The module is built using a combined BLE/NFC IC by Toshiba, and contains the Toshiba Bluetooth stack with support for GAP and the BLE generic attributes (GATT) profile on the chip. The GAP supports both central and peripheral roles, allowing the PAN1761 to be used either in gateway devices or in smart objects to be connected to a gateway. Standard BLE profiles are available for integration into the application code.
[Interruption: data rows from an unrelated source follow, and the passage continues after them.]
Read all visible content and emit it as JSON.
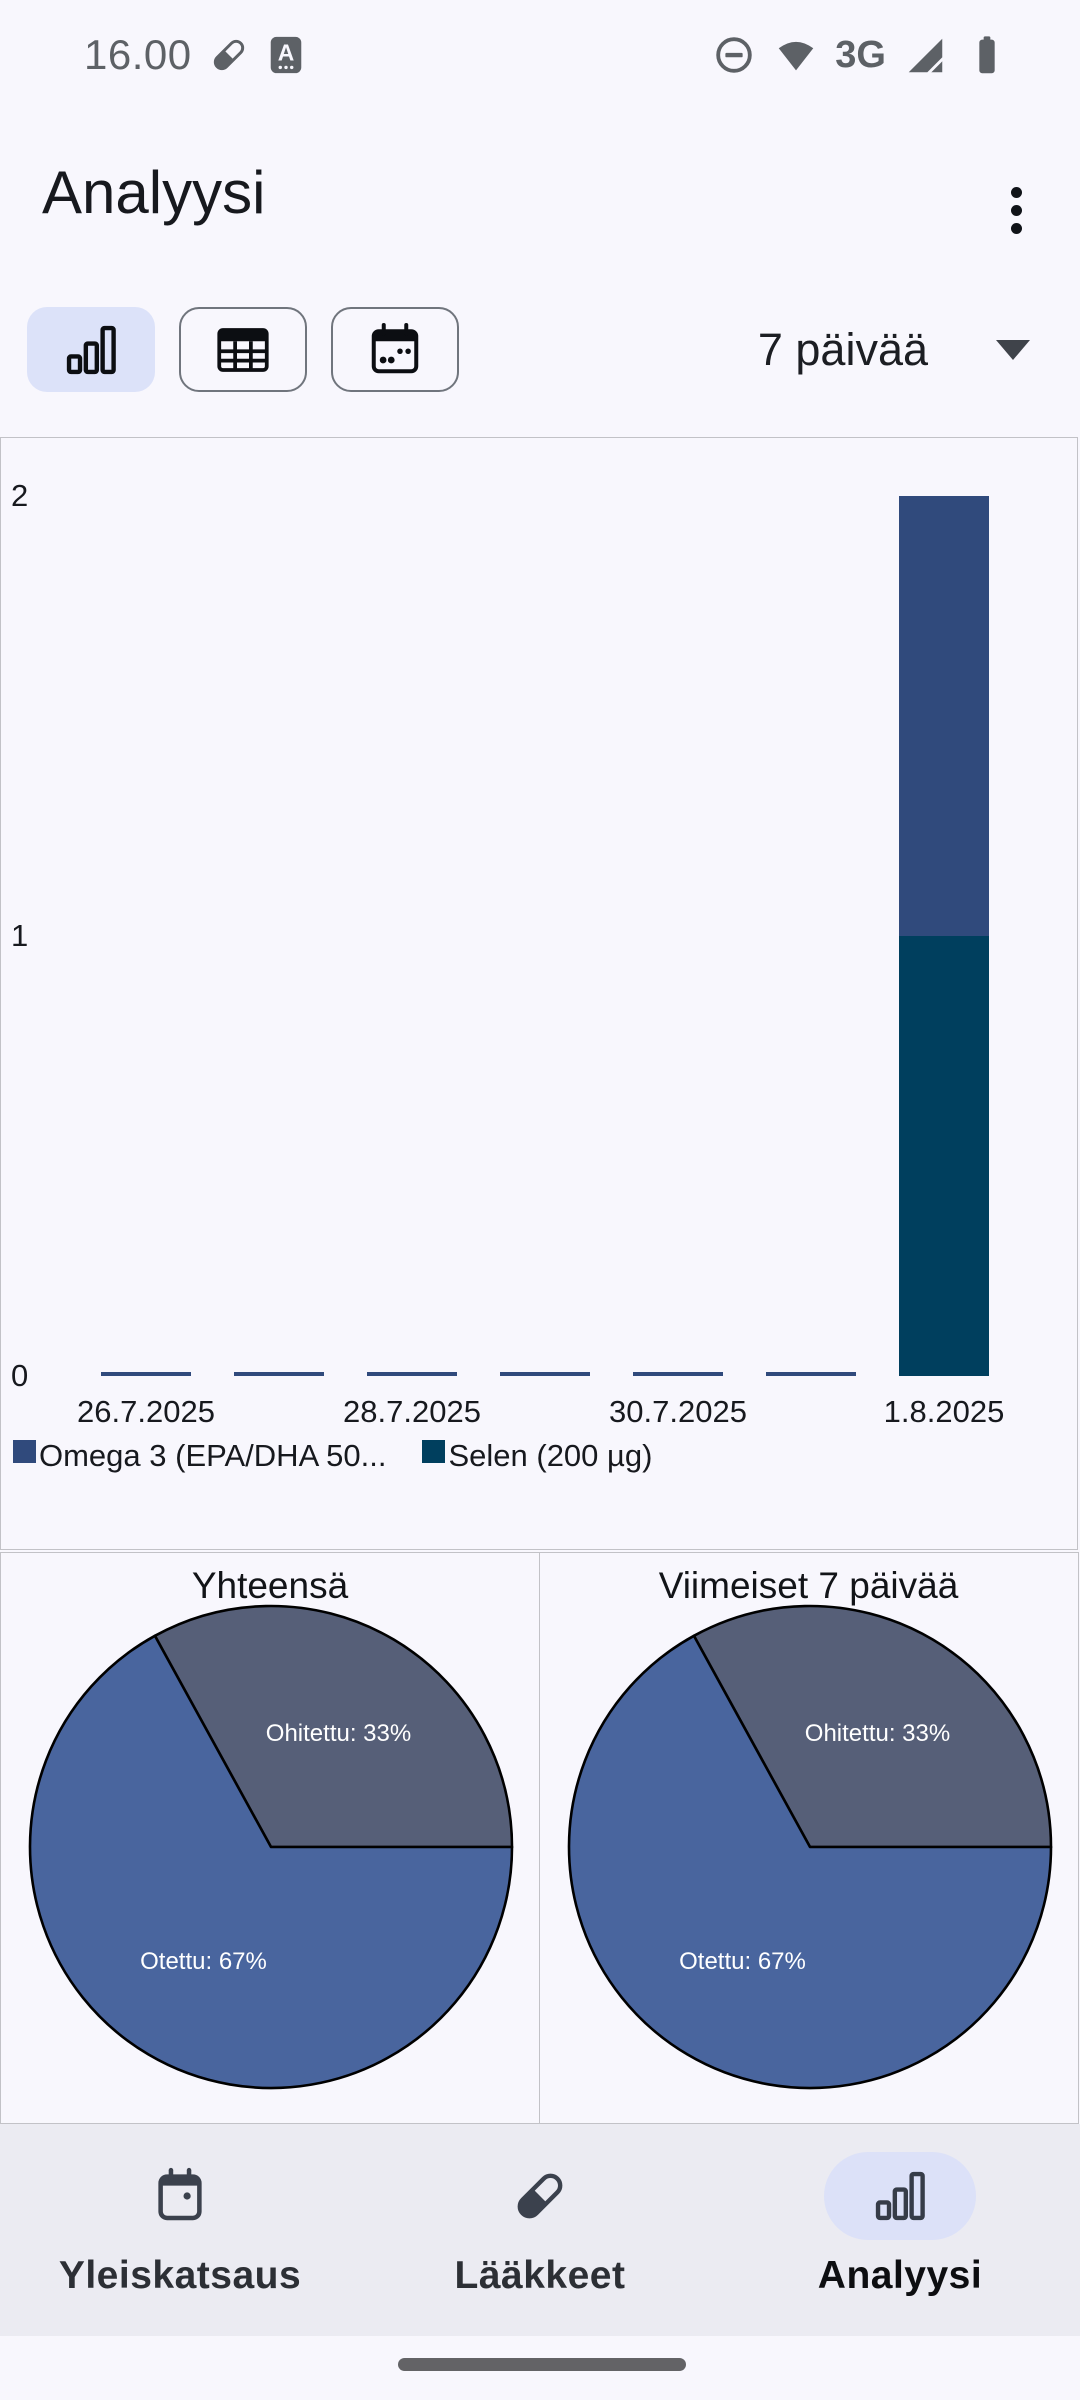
{
  "status_bar": {
    "time": "16.00",
    "network": "3G"
  },
  "header": {
    "title": "Analyysi"
  },
  "controls": {
    "toggles": [
      {
        "name": "bar-chart-view",
        "icon": "bar-chart-icon",
        "selected": true
      },
      {
        "name": "table-view",
        "icon": "table-icon",
        "selected": false
      },
      {
        "name": "calendar-view",
        "icon": "calendar-icon",
        "selected": false
      }
    ],
    "range_dropdown": {
      "value": "7 päivää"
    }
  },
  "chart_data": [
    {
      "type": "bar",
      "stacked": true,
      "x": [
        "26.7.2025",
        "27.7.2025",
        "28.7.2025",
        "29.7.2025",
        "30.7.2025",
        "31.7.2025",
        "1.8.2025"
      ],
      "x_tick_labels": [
        "26.7.2025",
        "28.7.2025",
        "30.7.2025",
        "1.8.2025"
      ],
      "series": [
        {
          "name": "Omega 3 (EPA/DHA 50...",
          "color": "#304a7c",
          "values": [
            0,
            0,
            0,
            0,
            0,
            0,
            1
          ]
        },
        {
          "name": "Selen (200 µg)",
          "color": "#003f5e",
          "values": [
            0,
            0,
            0,
            0,
            0,
            0,
            1
          ]
        }
      ],
      "ylim": [
        0,
        2
      ],
      "yticks": [
        0,
        1,
        2
      ],
      "grid": false,
      "legend_position": "bottom"
    },
    {
      "type": "pie",
      "title": "Yhteensä",
      "start_angle": 0,
      "direction": "counterclockwise",
      "slices": [
        {
          "label": "Ohitettu",
          "pct": 33,
          "color": "#565f78",
          "text": "Ohitettu: 33%"
        },
        {
          "label": "Otettu",
          "pct": 67,
          "color": "#49659e",
          "text": "Otettu: 67%"
        }
      ]
    },
    {
      "type": "pie",
      "title": "Viimeiset 7 päivää",
      "start_angle": 0,
      "direction": "counterclockwise",
      "slices": [
        {
          "label": "Ohitettu",
          "pct": 33,
          "color": "#565f78",
          "text": "Ohitettu: 33%"
        },
        {
          "label": "Otettu",
          "pct": 67,
          "color": "#49659e",
          "text": "Otettu: 67%"
        }
      ]
    }
  ],
  "bottom_nav": {
    "items": [
      {
        "label": "Yleiskatsaus",
        "icon": "calendar-icon",
        "selected": false
      },
      {
        "label": "Lääkkeet",
        "icon": "pill-icon",
        "selected": false
      },
      {
        "label": "Analyysi",
        "icon": "bar-chart-icon",
        "selected": true
      }
    ]
  },
  "colors": {
    "app_background": "#f8f7fd",
    "nav_background": "#ebebf2",
    "selected_chip": "#dce2f9",
    "panel_border": "#c2c2c7"
  }
}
Registering for the Toshiba Bluetooth developer zone provides access to the supporting software development kit (SDK), which includes the Toshiba pairing over NFC package. This simplifies OOB pairing using NFC by providing application source code and a "pairing via NFC" library for the on-board Cortex-M3 processor. There is also an Android demo app with source code, and an application note about the concept of out-of-band pairing. A high-level BLE API that provides all the module function drivers (Figure 1), helps implement setup, connection and data transfer.

Figure 1: A high-level API helps developers exercise the PAN1761.

The PAN1761 module combines the BLE/NFC IC and EEPROM with a 26 MHz crystal and a Bluetooth antenna and filter, as shown in Figure 2. An external NFC antenna is required. An online design tool, “Panasonic NFC design navigator”, is available to help engineers develop the antenna design and ensure correct pathways and PCB layout.

Figure 2: The PAN1761 simplifies circuit design and saves board space and BOM cost. Layout and antenna design guidelines are provided.

Conclusion

NFC can help solve the challenges surrounding connecting tiny, low-power industrial smart sensors, with little or no user interface, to a Bluetooth network. The Bluetooth SIG and NFC Forum have cooperated to make provision for NFC assisted pairing, including support for connection handover in the NFC specification and OOB pairing in the BLE specification. A combined BLE/NFC tag module streamlines this solution by combining these two technologies in one device. The supporting SDK provides the software developers what they need to start pairing headless devices quickly.